Leadership Sets the Bar
The Real Estate team exceeds nearly every goal it sets, most notably in demand management. Reppucci credits Manager of Mechanical & Electrical Operations Rich Perkins for this initiative’s success. Since 2016, the system has lowered costs by over $350,000 simply by reducing demand.
“I don’t know any other company that’s doing demand management as intensively as Rich is,” said Reppucci.
Here’s how the system works: When there’s an energy emergency, Perkins gets a request from Enel X, a regional energy demand response provider, to cut energy consumption to a preset level. He activates the system, shutting off hallway and garage lights and about 50 percent of the heat pumps, lowering rooftop air conditioning and air exchange units, and asking the copy center, café and employees to turn off all non-essential equipment.
Last year, Perkins triggered the company’s demand response system on several of the summer’s hottest days, when demand for air conditioning was at its highest, avoiding the need for ISO or Eversource to fire up plants that are less efficient and more carbon emitting. And Perkins uses the system proactively as well, shutting down demand on non-peak days to augment the company’s sustainability efforts.
But it’s Reppucci’s vision and embrace of new ideas that make space for true sustainability leadership.

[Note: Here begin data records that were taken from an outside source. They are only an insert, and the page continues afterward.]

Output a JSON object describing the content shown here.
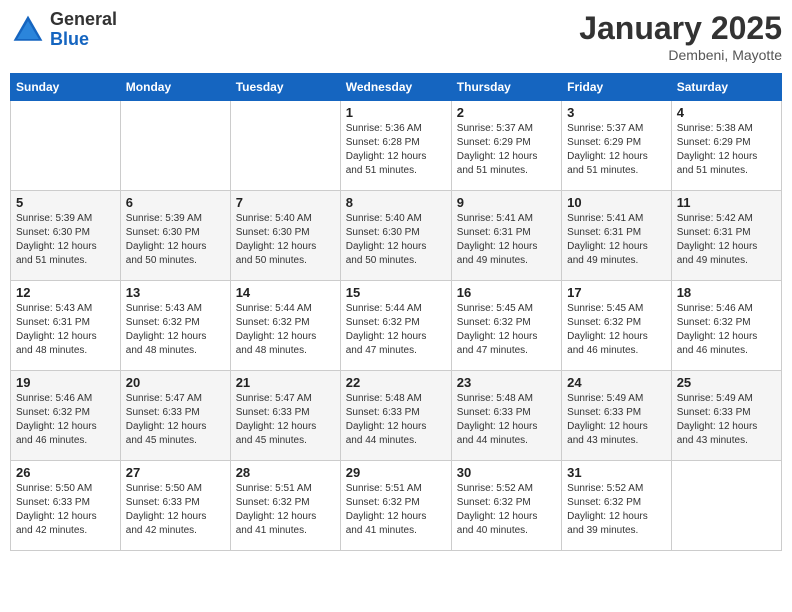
{
  "logo": {
    "general": "General",
    "blue": "Blue"
  },
  "header": {
    "month": "January 2025",
    "location": "Dembeni, Mayotte"
  },
  "weekdays": [
    "Sunday",
    "Monday",
    "Tuesday",
    "Wednesday",
    "Thursday",
    "Friday",
    "Saturday"
  ],
  "weeks": [
    [
      {
        "day": "",
        "info": ""
      },
      {
        "day": "",
        "info": ""
      },
      {
        "day": "",
        "info": ""
      },
      {
        "day": "1",
        "info": "Sunrise: 5:36 AM\nSunset: 6:28 PM\nDaylight: 12 hours\nand 51 minutes."
      },
      {
        "day": "2",
        "info": "Sunrise: 5:37 AM\nSunset: 6:29 PM\nDaylight: 12 hours\nand 51 minutes."
      },
      {
        "day": "3",
        "info": "Sunrise: 5:37 AM\nSunset: 6:29 PM\nDaylight: 12 hours\nand 51 minutes."
      },
      {
        "day": "4",
        "info": "Sunrise: 5:38 AM\nSunset: 6:29 PM\nDaylight: 12 hours\nand 51 minutes."
      }
    ],
    [
      {
        "day": "5",
        "info": "Sunrise: 5:39 AM\nSunset: 6:30 PM\nDaylight: 12 hours\nand 51 minutes."
      },
      {
        "day": "6",
        "info": "Sunrise: 5:39 AM\nSunset: 6:30 PM\nDaylight: 12 hours\nand 50 minutes."
      },
      {
        "day": "7",
        "info": "Sunrise: 5:40 AM\nSunset: 6:30 PM\nDaylight: 12 hours\nand 50 minutes."
      },
      {
        "day": "8",
        "info": "Sunrise: 5:40 AM\nSunset: 6:30 PM\nDaylight: 12 hours\nand 50 minutes."
      },
      {
        "day": "9",
        "info": "Sunrise: 5:41 AM\nSunset: 6:31 PM\nDaylight: 12 hours\nand 49 minutes."
      },
      {
        "day": "10",
        "info": "Sunrise: 5:41 AM\nSunset: 6:31 PM\nDaylight: 12 hours\nand 49 minutes."
      },
      {
        "day": "11",
        "info": "Sunrise: 5:42 AM\nSunset: 6:31 PM\nDaylight: 12 hours\nand 49 minutes."
      }
    ],
    [
      {
        "day": "12",
        "info": "Sunrise: 5:43 AM\nSunset: 6:31 PM\nDaylight: 12 hours\nand 48 minutes."
      },
      {
        "day": "13",
        "info": "Sunrise: 5:43 AM\nSunset: 6:32 PM\nDaylight: 12 hours\nand 48 minutes."
      },
      {
        "day": "14",
        "info": "Sunrise: 5:44 AM\nSunset: 6:32 PM\nDaylight: 12 hours\nand 48 minutes."
      },
      {
        "day": "15",
        "info": "Sunrise: 5:44 AM\nSunset: 6:32 PM\nDaylight: 12 hours\nand 47 minutes."
      },
      {
        "day": "16",
        "info": "Sunrise: 5:45 AM\nSunset: 6:32 PM\nDaylight: 12 hours\nand 47 minutes."
      },
      {
        "day": "17",
        "info": "Sunrise: 5:45 AM\nSunset: 6:32 PM\nDaylight: 12 hours\nand 46 minutes."
      },
      {
        "day": "18",
        "info": "Sunrise: 5:46 AM\nSunset: 6:32 PM\nDaylight: 12 hours\nand 46 minutes."
      }
    ],
    [
      {
        "day": "19",
        "info": "Sunrise: 5:46 AM\nSunset: 6:32 PM\nDaylight: 12 hours\nand 46 minutes."
      },
      {
        "day": "20",
        "info": "Sunrise: 5:47 AM\nSunset: 6:33 PM\nDaylight: 12 hours\nand 45 minutes."
      },
      {
        "day": "21",
        "info": "Sunrise: 5:47 AM\nSunset: 6:33 PM\nDaylight: 12 hours\nand 45 minutes."
      },
      {
        "day": "22",
        "info": "Sunrise: 5:48 AM\nSunset: 6:33 PM\nDaylight: 12 hours\nand 44 minutes."
      },
      {
        "day": "23",
        "info": "Sunrise: 5:48 AM\nSunset: 6:33 PM\nDaylight: 12 hours\nand 44 minutes."
      },
      {
        "day": "24",
        "info": "Sunrise: 5:49 AM\nSunset: 6:33 PM\nDaylight: 12 hours\nand 43 minutes."
      },
      {
        "day": "25",
        "info": "Sunrise: 5:49 AM\nSunset: 6:33 PM\nDaylight: 12 hours\nand 43 minutes."
      }
    ],
    [
      {
        "day": "26",
        "info": "Sunrise: 5:50 AM\nSunset: 6:33 PM\nDaylight: 12 hours\nand 42 minutes."
      },
      {
        "day": "27",
        "info": "Sunrise: 5:50 AM\nSunset: 6:33 PM\nDaylight: 12 hours\nand 42 minutes."
      },
      {
        "day": "28",
        "info": "Sunrise: 5:51 AM\nSunset: 6:32 PM\nDaylight: 12 hours\nand 41 minutes."
      },
      {
        "day": "29",
        "info": "Sunrise: 5:51 AM\nSunset: 6:32 PM\nDaylight: 12 hours\nand 41 minutes."
      },
      {
        "day": "30",
        "info": "Sunrise: 5:52 AM\nSunset: 6:32 PM\nDaylight: 12 hours\nand 40 minutes."
      },
      {
        "day": "31",
        "info": "Sunrise: 5:52 AM\nSunset: 6:32 PM\nDaylight: 12 hours\nand 39 minutes."
      },
      {
        "day": "",
        "info": ""
      }
    ]
  ]
}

His support for the Environmentalism and Sustainability Circle is a prime example.
“The Circle brings a whole new potential for developing ideas,” said Reppucci.
Circle Raises Awareness
Organized by the Women Together Business Resource Group, the enterprise-wide Environmentalism and Sustainability Circle helps develop ideas to make Tufts Health Plan even more sustainable than it already is.
Guided by its goal of increasing environmental awareness within the company and the community, the Environmentalism and Sustainability Circle plans to implement a Lunch & Learn program, sustainability challenges and new policies.
“We want to educate people on a bigger scale on how we can mitigate climate change, especially in underserved communities,” said Heather Friedmann, public policy manager for Tufts Health Public Plans and co-leader of the Circle.
She’s particularly proud of the new composting areas in the company’s 705 Café kitchen. Café partner Unidine operationalizes the initiative as part of its Waste Not program with support from Tufts Health Plan’s Real Estate team. Facilities and Construction Project Manager Diana Tereshko, who also oversees Tufts Health Plan’s sustainability programs, leads this project. Circle leaders recently joined her in a meeting with a waste management company to identify ways to improve the company’s trash stream. Tereshko is also planning recycling education events for employees.
“It’s important to understand what actually can be recycled,” said Tereshko. “We have an opportunity to be even more proactive.”
Like the community garden in its backyard, the company’s list of sustainable initiatives keeps growing. Bike rentals, secure bike-storing stations and a new shuttle service help alleviate the cost and hassles of commuting. A remote work program, now in its third year, has grown to 850 employees – roughly 30% of the workforce – and cut 1,600 vehicle trips a day. “The carbon footprint impact of that is enormous,” said Reppucci.
Tufts Health Plan’s sustainability efforts are a model for a living, breathing program that’s growing in response to suggestions from employees. “As one of the largest health care providers in the northeast, we can be a good example,” said Reppucci.